Today's enterprise networks are extremely complex entities, containing a very large number of hosts and spread over many locations. Intrusion attempts due to self-propagating code are becoming an increasingly urgent problem, in part due to the homogeneous makeup of the Internet. Recent advances in anomaly-based IDSs have made use of the quickly spreading nature of these attacks to identify them with high sensitivity and at low FP rates. However, slowly propagating attacks are much more difficult to detect because they are cloaked under the veil of normal network traffic, yet can be just as dangerous due to their exponential spread pattern. We describe a framework where hosts running local IDS instances can corroborate the likelihood of an attack in an autonomous, decentralized fashion, by gossiping their local beliefs to other participating hosts. Securing such a network and ensuring the correct operation of its component elements is an extremely challenging task. A large part of the complexity lies in the sheer heterogeneity of enforcement points, each of which must be configured and managed in slightly different ways. The state of the art is quite lacking: enterprise policy management is still largely a manual, localized process, lacking a higher level, network-wide view. There is an urgent need for a framework to unify the disparate components to allow for a more autonomic operation and maintenance of the network.
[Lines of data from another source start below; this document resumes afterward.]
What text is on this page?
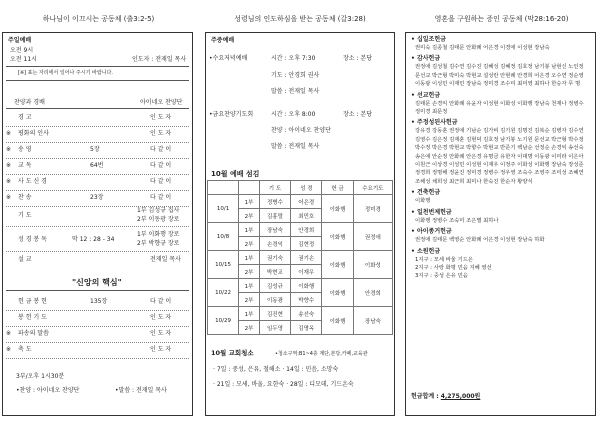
하나님이 이끄시는 공동체 (출3:2-5)
주일예배
오전 9시
오전 11시	인도자 : 전재일 목사
[※] 표는 자리에서 일어나 주시기 바랍니다.
찬양과 경배	아이네오 찬양단
경 고	인 도 자
※ 평화의 인사	인 도 자
※ 송 영	5장	다 같 이
※ 교 독	64번	다 같 이
※ 사 도 신 경	다 같 이
※ 찬 송	23장	다 같 이
기 도
1부 김성규 집사
2부 이동광 장로
성 경 봉 독	막 12 : 28 - 34
1부 이화행 장로
2부 박향규 장로
설 교	전재일 목사
"신앙의 핵심"
헌 금 봉 헌	135장	다 같 이
봉 헌 기 도	인 도 자
※ 파송의 말씀	인 도 자
※ 축 도	인 도 자
3부/오후 1시30분
•찬양 : 아이네오 찬양단	•말씀 : 전재일 목사
성령님의 인도하심을 받는 공동체 (갈3:28)
주중예배
•수요저녁예배	시간 : 오후 7:30	장소 : 본당
기도 : 안경희 권사
말씀 : 전재일 목사
•금요찬양기도회	시간 : 오후 8:00	장소 : 본당
찬양 : 아이네오 찬양단
말씀 : 전재일 목사
10월 예배 섬김
		기 도	성 경	헌 금	수요기도
10/1	1부	정병수	어은경	이화행	정미경
	2부	김홍렬	최민호		
10/8	1부	장남숙	안경희	이화행	권정애
	2부	손경익	김현정		
10/15	1부	권기숙	권기손	이화행	이화성
	2부	박현교	이재우		
10/22	1부	김성규	이화행	이화행	안경희
	2부	이동광	박향수		
10/29	1부	김진현	송선숙	이화행	장남숙
	2부	임두영	김명옥		
10월 교회청소	•청소구역:B1~4층 계단,본당,카페,교육관
· 7일 : 중성, 은유, 철해소 · 14일 : 민음, 소망숙
· 21일 : 모세, 바울, 요한숙 · 28일 : 디모데, 기드온숙
영혼을 구원하는 증인 공동체 (막28:16-20)
• 십일조헌금
권미숙 김종철 김태문 안화례 어은경 이경애 이성현 장남숙
• 감사헌금
권정애 김성철 김수연 김수진 김혜성 김혜정 김호정 남기봉 남현신 노인정 문선교 박근형 박미숙 박현교 설성란 안현례 안경희 어은경 오수연 정순영 이동광 이성민 이재민 장남숙 정미경 조수미 최미영 최하나 한승자 무 명
• 선교헌금
김태문 손경익 안화례 유윤자 이성현 이화성 이화행 장남숙 천재나 정병수 정미경 최문정
• 주정성된사헌금
강유경 강동훈 권정애 기남순 김가비 김기원 김명진 김복순 김병자 김수연 김영수 김은정 김재훈 김현덕 김호정 남기봉 노기원 문선교 박근형 박수정 박수정 박은경 박현교 박향수 박현교 반준기 백남순 선정순 손경익 송선숙 송은애 안순정 안화례 안은경 유명금 유한자 이대명 이동광 이미라 이은아 이원근 이상경 이성민 이성현 이재우 이정주 이화성 이화행 장남숙 장성준 정경희 정명해 정윤진 정미경 정병수 정우영 조숙수 조영주 조미성 조혜연 조해성 채희성 최근희 최미나 한숙진 한순자 황양식
• 건축헌금
이화행
• 일천번제헌금
이화행 정병수 조숙미 조은별 최하나
• 아이종거헌금
권정애 김태문 백영순 안화례 어은경 이성현 장남숙 하화
• 소원헌금
1지구 : 모세 바울 기드온
2지구 : 사랑 화평 민음 지혜 영선
3지구 : 중성 은유 민음
헌금합계 : 4,275,000원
In this paper, we described three building blocks that move us closer to realizing the ultimate goal, that of "autonomic operation" of the enterprise. First, we described the notion of self defending platforms, which enable an end-host to detect program-level anomalies and unauthorized modifications. Next, we described the concept of distributed detection and inference, where end-hosts collaborate among themselves to reason about the state of the entire network. Finally, we discussed an adaptive policy management architecture that can supplement the previously discussed capabilities. At a high level, the policy framework can support and complement the other two building blocks. It can do this by providing a channel for anomalies signaled by these building blocks to percolate up to entities that have a system-wide view of the network and to translate remedial actions determined at the system level into actionable tasks at the lower-level building blocks. That is, they can serve as a feedback channel from higher-level entities to the host-based mechanisms. To demonstrate the efficacy of our framework, we use the example of a DoS attack on a synthetic network and show how it can be stopped by means of our feedback mechanism.